Licenciatura em Engenharia Civil

Avaliação de Patologias em estruturas de betão armado


Caso de estudo: Ponte-Cais do Porto de Pemba

Autor: Paulino Jequecene

Tete, 2022
CASO DE ESTUDO

1.1 Introdução

O presente capítulo tem como objectivo definir e caracterizar a zona de estudo e as estruturas
que nela estão localizadas para posterior análise das patologias observadas e também servir
como base para a verificação de segurança estrutural.

A descrição de alguns parâmetros climáticos, como regime de ventos e temperatura foram


obtidos com base em uma análise estatística de relatórios horários históricos e reconstruções de
modelo de 1 de Janeiro de 1980 a 31 de Dezembro de 2016, disponível no site Weather Spark,
onde o mesmo mostra as condições meteorológicas características da cidade de Pemba.

De modo a adquirir uma imagem do estado de conservação da estrutura, elaborou-se uma ficha
de avaliação tipo, onde se descreve patologias verificadas em elementos de betão, junta de
dilatação e elementos secundários (guarda-corpos), recorrendo sobrebretudo a registos
fotográficos.

1.2 Enquadramento geográfico

O Porto de Pemba (com coordenadas Latitude -12-56’-60’S e Longitude 40°30’0’E) localiza-


se na província de Cabo Delgado, na região Norte de Moçambique. Situado na baia do mesmo
nome, vulgarmente considerada a terceira maior do mundo, distanciando-se em linha recta, a
1666 km (2450 km através de rodovias) a Nordeste da capital Moçambicana, Maputo e a 200
km a Norte do Porto de Nacala.

1.3 Definição e Caracterização da zona em estudo

1.3.1 Definição da zona de estudo

O CFM tem sido directamente responsável pela operação e gestão do Porto.

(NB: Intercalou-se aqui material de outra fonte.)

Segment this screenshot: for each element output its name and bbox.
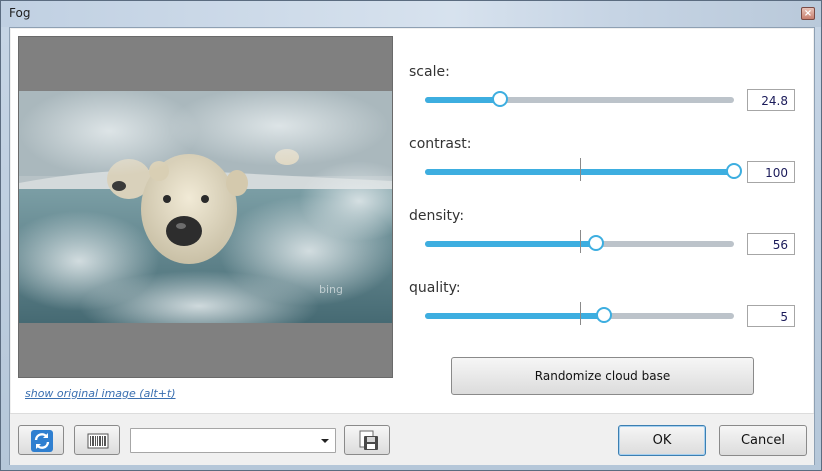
density-label: density:: [409, 208, 465, 224]
randomize-cloud-base-button[interactable]: Randomize cloud base: [451, 357, 754, 395]
ok-button[interactable]: OK: [618, 425, 706, 456]
quality-slider-thumb[interactable]: [596, 307, 612, 323]
scale-slider[interactable]: [425, 91, 734, 107]
close-button[interactable]: ×: [801, 7, 815, 20]
refresh-icon: [31, 430, 53, 452]
preset-dropdown[interactable]: [130, 428, 336, 453]
cancel-button[interactable]: Cancel: [719, 425, 807, 456]
save-preset-button[interactable]: [344, 425, 390, 455]
preview-panel: bing: [18, 36, 393, 378]
density-slider-center-tick: [580, 230, 581, 253]
chevron-down-icon: [321, 439, 329, 443]
barcode-button[interactable]: [74, 425, 120, 455]
contrast-slider[interactable]: [425, 158, 742, 181]
bing-watermark: bing: [319, 283, 343, 296]
density-value-input[interactable]: 56: [747, 233, 795, 255]
refresh-button[interactable]: [18, 425, 64, 455]
quality-slider-fill: [425, 313, 604, 319]
contrast-label: contrast:: [409, 136, 472, 152]
density-slider[interactable]: [425, 230, 734, 253]
density-slider-fill: [425, 241, 596, 247]
quality-slider-center-tick: [580, 302, 581, 325]
contrast-slider-thumb[interactable]: [726, 163, 742, 179]
quality-slider[interactable]: [425, 302, 734, 325]
scale-slider-thumb[interactable]: [492, 91, 508, 107]
scale-slider-fill: [425, 97, 500, 103]
title-bar[interactable]: Fog ×: [1, 1, 821, 27]
barcode-icon: [87, 433, 109, 449]
dialog-window: Fog × bing show original image (alt+t) s…: [0, 0, 822, 471]
preview-image: bing: [19, 91, 392, 323]
density-slider-thumb[interactable]: [588, 235, 604, 251]
close-icon: ×: [803, 8, 813, 19]
save-icon: [359, 430, 378, 450]
window-title: Fog: [9, 6, 31, 20]
scale-label: scale:: [409, 64, 450, 80]
bottom-toolbar: OK Cancel: [10, 413, 814, 465]
show-original-link[interactable]: show original image (alt+t): [25, 387, 176, 400]
dialog-client: bing show original image (alt+t) scale: …: [9, 27, 815, 465]
scale-value-input[interactable]: 24.8: [747, 89, 795, 111]
contrast-value-input[interactable]: 100: [747, 161, 795, 183]
content-area: bing show original image (alt+t) scale: …: [11, 29, 813, 413]
quality-label: quality:: [409, 280, 461, 296]
quality-value-input[interactable]: 5: [747, 305, 795, 327]
contrast-slider-center-tick: [580, 158, 581, 181]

O Porto de Pemba
está devidamente protegido na parte interna da Baia de Pemba e tem uma profundidade de água
de cerca de 20 m, incluindo o canal de acesso ao porto.
A Ponte-Cais do Porto de Pemba é uma estrutura de acostagem do tipo Pier (literatura Inglesa),
e em termos de configuração em planta apresenta uma solução em Cais continuo, com duas
frentes de acostagem, em paramento aberto.

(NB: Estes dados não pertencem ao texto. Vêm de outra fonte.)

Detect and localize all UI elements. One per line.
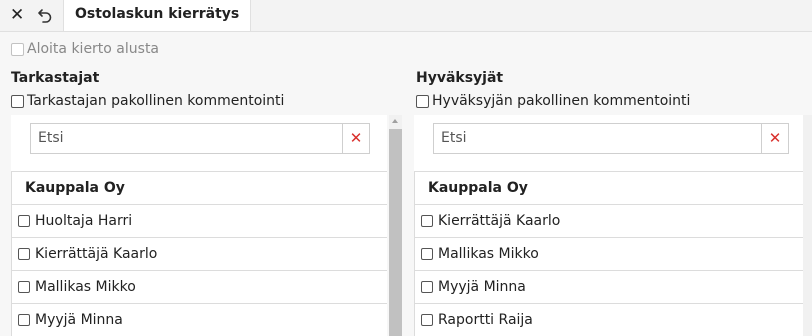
approver-name: Mallikas Mikko	[438, 246, 539, 262]
list-item[interactable]: Myyjä Minna	[414, 271, 803, 304]
restart-label: Aloita kierto alusta	[27, 41, 160, 57]
checkbox-icon[interactable]	[421, 215, 433, 227]
approvers-list: Kauppala Oy Kierrättäjä Kaarlo Mallikas …	[414, 171, 803, 336]
tab-ostolaskun-kierratys[interactable]: Ostolaskun kierrätys	[63, 0, 252, 31]
checkbox-icon[interactable]	[421, 248, 433, 260]
reviewer-name: Mallikas Mikko	[35, 279, 136, 295]
checkbox-icon[interactable]	[18, 215, 30, 227]
list-item[interactable]: Kierrättäjä Kaarlo	[414, 205, 803, 238]
list-item[interactable]: Kierrättäjä Kaarlo	[11, 238, 387, 271]
close-icon[interactable]: ✕	[10, 5, 24, 25]
approver-name: Raportti Raija	[438, 312, 533, 328]
approver-name: Kierrättäjä Kaarlo	[438, 213, 561, 229]
scrollbar-thumb[interactable]	[389, 129, 402, 336]
checkbox-icon[interactable]	[11, 94, 24, 108]
clear-icon[interactable]: ✕	[342, 124, 369, 153]
checkbox-icon[interactable]	[421, 314, 433, 326]
reviewer-name: Huoltaja Harri	[35, 213, 133, 229]
reviewers-required-comment-label: Tarkastajan pakollinen kommentointi	[27, 93, 285, 109]
checkbox-icon[interactable]	[18, 314, 30, 326]
reviewers-title: Tarkastajat	[11, 70, 100, 86]
checkbox-icon[interactable]	[18, 248, 30, 260]
checkbox-icon[interactable]	[416, 94, 429, 108]
approvers-required-comment-label: Hyväksyjän pakollinen kommentointi	[432, 93, 691, 109]
approvers-search-input[interactable]: Etsi	[441, 130, 467, 146]
approvers-panel: Etsi ✕ Kauppala Oy Kierrättäjä Kaarlo Ma…	[414, 115, 803, 336]
reviewers-search[interactable]: Etsi ✕	[30, 123, 370, 154]
approvers-title: Hyväksyjät	[416, 70, 504, 86]
scrollbar[interactable]	[389, 115, 402, 336]
approvers-required-comment[interactable]: Hyväksyjän pakollinen kommentointi	[416, 93, 690, 109]
list-item[interactable]: Huoltaja Harri	[11, 205, 387, 238]
scroll-up-icon[interactable]	[392, 119, 398, 123]
reviewer-name: Kierrättäjä Kaarlo	[35, 246, 158, 262]
group-header: Kauppala Oy	[11, 172, 387, 205]
reviewers-panel: Etsi ✕ Kauppala Oy Huoltaja Harri Kierrä…	[11, 115, 387, 336]
checkbox-icon[interactable]	[421, 281, 433, 293]
checkbox-icon	[11, 42, 24, 56]
scrollbar[interactable]	[803, 115, 812, 336]
checkbox-icon[interactable]	[18, 281, 30, 293]
list-item[interactable]: Mallikas Mikko	[414, 238, 803, 271]
approvers-search[interactable]: Etsi ✕	[433, 123, 789, 154]
reviewers-search-input[interactable]: Etsi	[38, 130, 64, 146]
clear-icon[interactable]: ✕	[761, 124, 788, 153]
toolbar: ✕ Ostolaskun kierrätys	[0, 0, 812, 32]
list-item[interactable]: Mallikas Mikko	[11, 271, 387, 304]
undo-icon[interactable]	[37, 7, 53, 23]
reviewers-list: Kauppala Oy Huoltaja Harri Kierrättäjä K…	[11, 171, 387, 336]
group-header: Kauppala Oy	[414, 172, 803, 205]
reviewer-name: Myyjä Minna	[35, 312, 123, 328]
list-item[interactable]: Raportti Raija	[414, 304, 803, 336]
reviewers-required-comment[interactable]: Tarkastajan pakollinen kommentointi	[11, 93, 284, 109]
approver-name: Myyjä Minna	[438, 279, 526, 295]
list-item[interactable]: Myyjä Minna	[11, 304, 387, 336]
restart-checkbox: Aloita kierto alusta	[11, 41, 159, 57]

1.3.1.1 Instalações Portuárias

O porto de Pemba tem uma área de armazenagem de 20.000 metros quadrados, com um único
armazém de 1.800 metros quadrados. O terminal é servido por um pórtico de 25 toneladas, 7
empalhadeiras, cujas capacidades variam entre 2,5 a 28 toneladas e 2 tractores. Não há nenhum
guindaste de cais instalado.
Além disso, a Bolloré, uma das empresas que actua na exploração offshore de gás, construiu
uma Ponte-Cais para os barcos de serviço que trabalham para os equipamentos de
perfuração/plataformas offshore (com 120m de comprimento e 40m de via de acesso) (PEDEC,
2015).

Figura 1: Instalações Portuárias (Google Earth, 2018)


1.3.1.2 Descrição Geral da Ponte-Cais

A Ponte é constituída fundamentalmente por dois ramos distintos: o ramo de acesso com
12,40m de largura e 77,5m de comprimento, e o ramo de acostagem, com 17m de largura e
182,5m de comprimento. Esta Ponte-Cais possui uma configuração em “T” (em planta T). Tem
abas diferentes, uma com cerca de 134,05m e outra 28,90m.

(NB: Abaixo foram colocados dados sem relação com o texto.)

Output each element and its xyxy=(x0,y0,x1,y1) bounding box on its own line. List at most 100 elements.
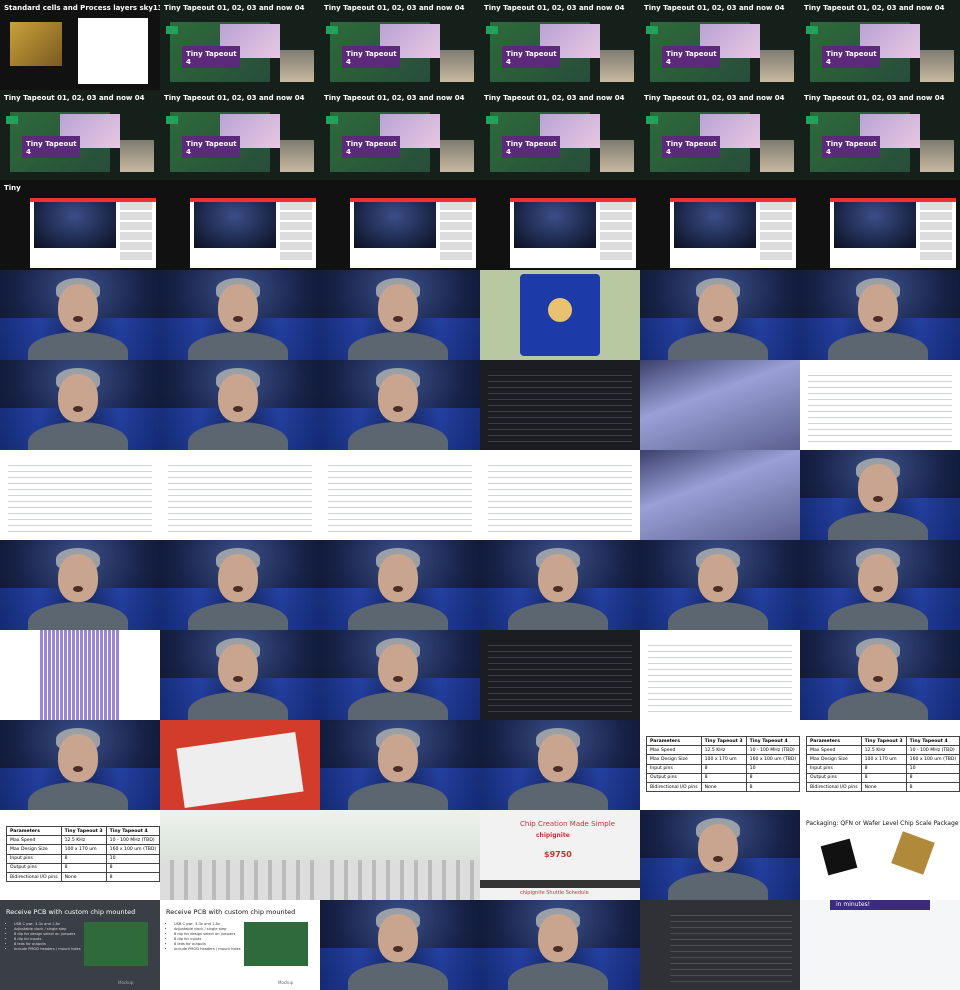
video-frame-50 xyxy=(320,720,480,810)
video-frame-24 xyxy=(0,360,160,450)
presenter-face xyxy=(218,554,258,602)
frame-caption: Tiny Tapeout 01, 02, 03 and now 04 xyxy=(644,94,785,102)
presenter-mouth xyxy=(233,316,243,322)
tt-logo xyxy=(326,26,338,34)
video-frame-29 xyxy=(800,360,960,450)
table-header: Parameters xyxy=(6,825,62,837)
tt-banner: Tiny Tapeout 4 xyxy=(182,136,240,158)
presenter-face xyxy=(698,284,738,332)
table-cell: Max Design Size xyxy=(806,754,862,765)
tt-logo xyxy=(646,116,658,124)
video-frame-47 xyxy=(800,630,960,720)
table-cell: 8 xyxy=(745,781,800,793)
presenter-face xyxy=(698,824,738,872)
tt-banner: Tiny Tapeout 4 xyxy=(22,136,80,158)
table-row: Input pins 8 10 xyxy=(806,763,960,774)
yt-side xyxy=(440,202,472,262)
tt-logo xyxy=(486,26,498,34)
video-frame-48 xyxy=(0,720,160,810)
video-frame-6: Tiny Tapeout 4 Tiny Tapeout 01, 02, 03 an… xyxy=(0,90,160,180)
yt-tbar xyxy=(830,198,956,202)
tt-banner: Tiny Tapeout 4 xyxy=(662,46,720,68)
presenter-mouth xyxy=(873,676,883,682)
screen-text-lines xyxy=(488,370,632,444)
table-cell: Input pins xyxy=(6,853,62,864)
tt-photo xyxy=(120,140,154,172)
tt-photo xyxy=(280,140,314,172)
presenter-face xyxy=(58,374,98,422)
video-frame-58 xyxy=(640,810,800,900)
comparison-table: Parameters Tiny Tapeout 3 Tiny Tapeout 4 Ma… xyxy=(6,825,160,883)
printer-paper xyxy=(176,731,304,809)
video-frame-34 xyxy=(640,450,800,540)
video-frame-16 xyxy=(640,180,800,270)
presenter-mouth xyxy=(873,586,883,592)
presenter-mouth xyxy=(233,676,243,682)
video-frame-10: Tiny Tapeout 4 Tiny Tapeout 01, 02, 03 an… xyxy=(640,90,800,180)
yt-tbar xyxy=(510,198,636,202)
tt-banner: Tiny Tapeout 4 xyxy=(822,136,880,158)
table-cell: 8 xyxy=(905,772,960,783)
tt-banner-text: Tiny Tapeout 4 xyxy=(506,140,557,156)
table-header: Tiny Tapeout 4 xyxy=(905,735,960,747)
screen-text-lines xyxy=(808,370,952,444)
video-frame-37 xyxy=(160,540,320,630)
yt-tbar xyxy=(670,198,796,202)
video-frame-11: Tiny Tapeout 4 Tiny Tapeout 01, 02, 03 an… xyxy=(800,90,960,180)
frame-caption: Tiny Tapeout 01, 02, 03 and now 04 xyxy=(484,4,625,12)
video-frame-56 xyxy=(320,810,480,900)
pcb-chip xyxy=(548,298,572,322)
tt-banner-text: Tiny Tapeout 4 xyxy=(186,50,237,66)
yt-video xyxy=(34,202,116,248)
wlcsp-package xyxy=(891,831,935,875)
receive-bullets: USB C pwr, 3.3v and 1.8vAdjustable clock… xyxy=(6,922,81,952)
yt-side xyxy=(760,202,792,262)
tt-banner-text: Tiny Tapeout 4 xyxy=(666,140,717,156)
screen-text-lines xyxy=(8,460,152,534)
table-cell: Output pins xyxy=(646,772,702,783)
table-cell: 8 xyxy=(700,772,747,783)
presenter-mouth xyxy=(393,766,403,772)
video-frame-2: Tiny Tapeout 4 Tiny Tapeout 01, 02, 03 an… xyxy=(320,0,480,90)
presenter-face xyxy=(218,644,258,692)
table-cell: 8 xyxy=(860,763,907,774)
table-cell: 100 x 170 um xyxy=(860,754,907,765)
presenter-mouth xyxy=(73,316,83,322)
presenter-mouth xyxy=(73,766,83,772)
tt-photo xyxy=(440,140,474,172)
pricing-foot: chipignite Shuttle Schedule xyxy=(520,890,589,896)
receive-bullet: Include PMOD headers / mount holes xyxy=(14,947,81,952)
table-cell: Output pins xyxy=(6,862,62,873)
yt-video xyxy=(674,202,756,248)
table-cell: Bidirectional I/O pins xyxy=(6,871,62,883)
table-cell: 8 xyxy=(745,772,800,783)
video-frame-5: Tiny Tapeout 4 Tiny Tapeout 01, 02, 03 an… xyxy=(800,0,960,90)
table-header: Tiny Tapeout 3 xyxy=(60,825,107,837)
frame-caption: Tiny Tapeout 01, 02, 03 and now 04 xyxy=(324,94,465,102)
video-frame-62 xyxy=(320,900,480,990)
video-frame-46 xyxy=(640,630,800,720)
presenter-face xyxy=(58,734,98,782)
tt-photo xyxy=(760,50,794,82)
yt-tbar xyxy=(350,198,476,202)
video-frame-33 xyxy=(480,450,640,540)
video-frame-7: Tiny Tapeout 4 Tiny Tapeout 01, 02, 03 an… xyxy=(160,90,320,180)
frame-caption: Tiny xyxy=(4,184,21,192)
tt-banner-text: Tiny Tapeout 4 xyxy=(346,50,397,66)
pricing-title: Chip Creation Made Simple xyxy=(520,820,615,828)
video-frame-19 xyxy=(160,270,320,360)
table-cell: 8 xyxy=(105,862,160,873)
presenter-mouth xyxy=(393,406,403,412)
presenter-face xyxy=(378,734,418,782)
presenter-face xyxy=(218,374,258,422)
video-frame-65: in minutes! xyxy=(800,900,960,990)
video-frame-13 xyxy=(160,180,320,270)
table-row: Max Speed 12.5 KHz 10 - 100 MHz (TBD) xyxy=(806,745,960,756)
receive-title: Receive PCB with custom chip mounted xyxy=(6,908,136,916)
presenter-mouth xyxy=(73,406,83,412)
cleanroom-floor xyxy=(160,860,320,900)
presenter-mouth xyxy=(713,316,723,322)
table-cell: 160 x 100 um (TBD) xyxy=(105,844,160,855)
presenter-face xyxy=(378,554,418,602)
chip-grid-margin-left xyxy=(0,630,40,720)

Estruturalmente a Ponte-Cais é na sua totalidade materializada por elementos de betão armado,


que perfazem um conjunto um conjunto de pórticos que suportam a laje de pavimento. Na zona
do ramo de acesso, os pórticos encontram-se espaçados de 4.5m, exceptuando os vãos de
extremidade que são de 3.9m. O perfil transversal do ramo de acesso é constituído por quatro
(04) pilares de secção transversal constante de 34x34cm e apresentam de forma simétrica uma
inclinação de 5° com o eixo vertical (Figura 64), sobre os quais se apoiam vigas transversais de
secção transversal de 55x95cm, que por sua vez, confere simultaneamente suporte a laje de
pavimento e as vigas longitudinais de secção transversal 40x60cm. A laje tem uma espessura
definida em projecto de 25cm. Entretanto, em obra observa-se inclusão de uma camada de
reforço em betão com 30 cm de espessura, o que confere uma altura de 55 cm.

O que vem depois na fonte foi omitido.